The project is still rough around the edges but mostly good.
> if you want syntax highlighting etc. then use view
I'd like to recommend pygmentize also for syntax highlighting. Works like cat and supports a lot of languages. But since pygmentize is written in Python, it may not run as fast as bat. (I haven't tried bat though, because pygmentize is fast enough for my daily use cases.)
Can we use the term text user interface (TUI) and not CLI for stuff talked about here. I don't like the confusion and I think TUI I'd appropriate, just because something is launched by command line doesn't make it a CLI. A CLI is good for pipes, these things are interactive post start.
I was wondering if any of you use alternatives or hacks for the cd command?
I've been testing out a couple of different ones, like xd, fcd, wcd and pushd/popd, but I'm not quite sure which I should commit to or if there are better ways :)
7 │ alias ..="cd .."
8 │ alias ...="cd ../.."
9 │ alias gcd="cd (git rev-parse --show-toplevel)"
The first two should be self explanatory.
The third one will take you to the "git root" of a directory structure, i.e. the top-level folder where the .git directory is (I find this grounds me for when I'm doing git commands.)
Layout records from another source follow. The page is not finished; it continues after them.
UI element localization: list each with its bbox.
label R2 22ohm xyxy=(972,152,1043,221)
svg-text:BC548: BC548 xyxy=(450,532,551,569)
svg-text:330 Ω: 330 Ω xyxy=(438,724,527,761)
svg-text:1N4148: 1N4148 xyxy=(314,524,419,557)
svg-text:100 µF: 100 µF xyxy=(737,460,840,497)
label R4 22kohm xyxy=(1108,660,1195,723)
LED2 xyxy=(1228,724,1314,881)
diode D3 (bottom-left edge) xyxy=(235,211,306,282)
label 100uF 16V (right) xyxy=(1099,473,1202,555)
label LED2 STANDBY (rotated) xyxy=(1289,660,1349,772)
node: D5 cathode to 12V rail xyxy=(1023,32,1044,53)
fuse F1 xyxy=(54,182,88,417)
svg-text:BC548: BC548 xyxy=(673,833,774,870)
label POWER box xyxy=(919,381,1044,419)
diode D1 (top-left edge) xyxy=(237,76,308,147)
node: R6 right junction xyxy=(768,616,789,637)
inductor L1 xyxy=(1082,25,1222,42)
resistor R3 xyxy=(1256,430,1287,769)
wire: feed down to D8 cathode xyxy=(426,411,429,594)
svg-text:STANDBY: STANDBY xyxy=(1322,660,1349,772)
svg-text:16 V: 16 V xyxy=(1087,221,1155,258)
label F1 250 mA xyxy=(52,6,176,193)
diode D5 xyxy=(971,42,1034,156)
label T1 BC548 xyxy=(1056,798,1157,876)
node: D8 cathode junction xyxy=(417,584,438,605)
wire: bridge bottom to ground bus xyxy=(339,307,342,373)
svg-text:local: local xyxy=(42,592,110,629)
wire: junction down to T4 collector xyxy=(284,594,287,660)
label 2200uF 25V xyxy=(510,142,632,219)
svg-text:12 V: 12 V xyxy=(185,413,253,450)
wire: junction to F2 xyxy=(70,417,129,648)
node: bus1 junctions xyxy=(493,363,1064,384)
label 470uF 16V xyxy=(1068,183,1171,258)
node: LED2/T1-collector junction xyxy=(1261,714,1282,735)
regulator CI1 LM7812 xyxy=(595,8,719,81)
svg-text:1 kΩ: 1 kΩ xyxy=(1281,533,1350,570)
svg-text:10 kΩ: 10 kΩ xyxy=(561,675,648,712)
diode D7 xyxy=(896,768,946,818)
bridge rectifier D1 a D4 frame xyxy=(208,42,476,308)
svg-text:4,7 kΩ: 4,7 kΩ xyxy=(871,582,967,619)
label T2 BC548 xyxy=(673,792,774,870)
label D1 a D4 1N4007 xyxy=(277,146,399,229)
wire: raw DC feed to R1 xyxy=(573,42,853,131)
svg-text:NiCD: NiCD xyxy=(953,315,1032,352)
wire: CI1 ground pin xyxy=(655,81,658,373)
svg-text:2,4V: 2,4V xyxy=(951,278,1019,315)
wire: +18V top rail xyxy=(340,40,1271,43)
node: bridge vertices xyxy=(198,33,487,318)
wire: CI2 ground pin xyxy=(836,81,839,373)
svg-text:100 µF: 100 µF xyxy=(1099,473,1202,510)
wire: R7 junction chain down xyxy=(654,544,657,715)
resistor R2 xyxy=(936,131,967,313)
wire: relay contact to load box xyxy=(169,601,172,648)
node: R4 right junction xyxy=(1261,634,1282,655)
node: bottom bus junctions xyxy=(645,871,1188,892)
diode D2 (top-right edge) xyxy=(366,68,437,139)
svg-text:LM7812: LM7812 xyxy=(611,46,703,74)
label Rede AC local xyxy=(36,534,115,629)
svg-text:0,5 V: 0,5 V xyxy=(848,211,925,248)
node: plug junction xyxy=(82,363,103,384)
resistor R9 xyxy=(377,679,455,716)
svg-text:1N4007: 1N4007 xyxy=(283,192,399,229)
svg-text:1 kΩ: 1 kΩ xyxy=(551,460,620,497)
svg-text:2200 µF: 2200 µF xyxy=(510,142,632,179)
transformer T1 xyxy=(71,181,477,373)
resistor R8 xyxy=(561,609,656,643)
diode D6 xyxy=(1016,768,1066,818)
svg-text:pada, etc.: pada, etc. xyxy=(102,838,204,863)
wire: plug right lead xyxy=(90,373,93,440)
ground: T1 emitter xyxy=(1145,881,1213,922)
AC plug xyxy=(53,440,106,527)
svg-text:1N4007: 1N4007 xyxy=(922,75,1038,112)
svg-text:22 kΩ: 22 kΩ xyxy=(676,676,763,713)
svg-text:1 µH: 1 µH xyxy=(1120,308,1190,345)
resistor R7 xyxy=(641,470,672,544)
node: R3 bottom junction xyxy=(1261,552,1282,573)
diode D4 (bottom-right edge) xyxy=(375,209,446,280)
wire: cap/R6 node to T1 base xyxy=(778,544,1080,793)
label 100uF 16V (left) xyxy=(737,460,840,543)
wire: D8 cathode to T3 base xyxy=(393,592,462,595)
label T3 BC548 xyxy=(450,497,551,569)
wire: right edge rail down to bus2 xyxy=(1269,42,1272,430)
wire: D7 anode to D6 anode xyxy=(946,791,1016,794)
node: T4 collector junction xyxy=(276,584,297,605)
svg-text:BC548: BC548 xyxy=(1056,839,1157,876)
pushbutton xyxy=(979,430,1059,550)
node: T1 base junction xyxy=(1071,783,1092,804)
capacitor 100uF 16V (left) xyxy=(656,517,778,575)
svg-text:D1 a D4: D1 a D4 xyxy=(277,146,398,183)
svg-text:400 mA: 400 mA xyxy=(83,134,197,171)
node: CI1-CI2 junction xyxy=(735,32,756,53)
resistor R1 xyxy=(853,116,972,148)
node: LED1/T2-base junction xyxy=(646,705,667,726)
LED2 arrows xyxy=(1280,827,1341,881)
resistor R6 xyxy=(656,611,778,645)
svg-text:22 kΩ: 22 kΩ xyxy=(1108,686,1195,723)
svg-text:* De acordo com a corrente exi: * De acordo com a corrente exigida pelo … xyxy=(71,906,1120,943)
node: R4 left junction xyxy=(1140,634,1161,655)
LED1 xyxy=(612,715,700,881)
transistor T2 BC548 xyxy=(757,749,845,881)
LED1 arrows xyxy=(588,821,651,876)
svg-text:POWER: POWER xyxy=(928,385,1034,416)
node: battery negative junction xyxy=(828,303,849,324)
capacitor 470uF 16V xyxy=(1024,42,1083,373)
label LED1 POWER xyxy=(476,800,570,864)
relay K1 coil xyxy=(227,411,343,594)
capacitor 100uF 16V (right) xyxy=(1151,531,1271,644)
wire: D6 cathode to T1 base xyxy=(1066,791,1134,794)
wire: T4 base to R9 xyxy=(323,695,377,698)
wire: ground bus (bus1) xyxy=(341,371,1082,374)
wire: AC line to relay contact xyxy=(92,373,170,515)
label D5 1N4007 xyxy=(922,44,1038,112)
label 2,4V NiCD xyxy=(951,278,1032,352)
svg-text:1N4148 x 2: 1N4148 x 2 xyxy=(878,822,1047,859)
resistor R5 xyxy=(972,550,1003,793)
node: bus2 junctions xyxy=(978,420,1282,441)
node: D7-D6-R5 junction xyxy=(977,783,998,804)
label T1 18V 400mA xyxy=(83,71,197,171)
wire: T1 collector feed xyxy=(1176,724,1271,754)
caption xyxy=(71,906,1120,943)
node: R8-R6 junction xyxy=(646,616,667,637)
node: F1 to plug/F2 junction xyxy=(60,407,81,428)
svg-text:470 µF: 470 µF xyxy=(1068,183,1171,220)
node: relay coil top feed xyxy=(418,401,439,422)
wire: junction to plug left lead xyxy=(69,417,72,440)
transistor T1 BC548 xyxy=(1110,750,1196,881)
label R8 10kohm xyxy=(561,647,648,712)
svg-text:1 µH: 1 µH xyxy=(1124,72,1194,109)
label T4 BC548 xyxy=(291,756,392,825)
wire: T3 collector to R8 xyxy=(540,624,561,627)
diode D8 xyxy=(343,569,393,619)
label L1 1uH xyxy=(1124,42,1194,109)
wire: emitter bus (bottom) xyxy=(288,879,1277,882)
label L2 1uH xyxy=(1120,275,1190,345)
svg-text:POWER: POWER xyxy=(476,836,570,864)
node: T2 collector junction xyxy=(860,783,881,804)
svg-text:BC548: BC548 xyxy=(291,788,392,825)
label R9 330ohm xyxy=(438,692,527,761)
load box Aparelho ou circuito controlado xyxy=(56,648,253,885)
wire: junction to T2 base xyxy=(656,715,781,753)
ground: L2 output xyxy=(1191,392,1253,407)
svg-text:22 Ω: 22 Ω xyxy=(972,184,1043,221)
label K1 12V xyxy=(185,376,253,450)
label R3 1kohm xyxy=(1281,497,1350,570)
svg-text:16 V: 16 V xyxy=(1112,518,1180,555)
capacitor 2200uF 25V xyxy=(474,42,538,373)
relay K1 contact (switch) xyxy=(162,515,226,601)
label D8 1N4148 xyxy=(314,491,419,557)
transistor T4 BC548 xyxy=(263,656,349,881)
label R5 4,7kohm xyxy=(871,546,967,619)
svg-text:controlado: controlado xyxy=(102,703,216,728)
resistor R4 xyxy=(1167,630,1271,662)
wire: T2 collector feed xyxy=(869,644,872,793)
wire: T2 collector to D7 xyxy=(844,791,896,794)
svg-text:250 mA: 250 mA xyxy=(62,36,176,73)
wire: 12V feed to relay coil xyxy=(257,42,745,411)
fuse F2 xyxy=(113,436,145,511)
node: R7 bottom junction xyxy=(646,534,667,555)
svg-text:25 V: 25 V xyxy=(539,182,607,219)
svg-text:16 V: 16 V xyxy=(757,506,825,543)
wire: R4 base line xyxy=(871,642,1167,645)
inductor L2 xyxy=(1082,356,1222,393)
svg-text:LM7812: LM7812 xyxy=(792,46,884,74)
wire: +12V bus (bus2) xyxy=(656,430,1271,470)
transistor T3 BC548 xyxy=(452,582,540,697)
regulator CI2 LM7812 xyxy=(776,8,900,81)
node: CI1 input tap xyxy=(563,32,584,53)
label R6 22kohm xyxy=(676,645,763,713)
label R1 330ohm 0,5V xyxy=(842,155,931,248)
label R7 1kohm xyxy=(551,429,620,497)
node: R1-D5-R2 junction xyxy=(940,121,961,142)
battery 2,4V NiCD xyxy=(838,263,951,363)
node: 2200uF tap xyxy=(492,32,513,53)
Nothing fancy. I simply use the Zsh dirstack (with auto_pushd) so 'cd -' instead to be limited to the previous path only like in Bash, can be expanded with Tab to one of the last DIRSTACKSIZE path.
The dirstack can also be saved to a file and reused on the next session.
Then I've stolen the "up" function somewhere to cd to a specific level using a part of the path when I'm deep in a FS tree.
Finally, not limited to cd only, Zsh can also expand paths with only the initials of the dirs, so 'cd /v/c/a/aTab' is expanded to 'cd /var/cache/apt/archives/', usually with less typing required on Bash...
I use z [1], it builds up a list of folders you visit based on frequency and lets you quickly jump into them by fuzzy-searching it. Z also has tab completion allowing you to cycle through the matches. See project's home for examples of its work at the link below.
htop is also pretty much a great replacement for top. And ripgrep a great replacement for the find | xargs grep pattern.
Aside from that, I'm pretty content with the Unix userland. It's remarkable how well tools have aged, thanks to being composable: doing one thing and communicating via plain text.
I'm less happy with the modern CLI-ncurses userland. Tools like e.g. mutt are little silos and don't compose that well. I've migrated to emacs, where the userland is much more composable.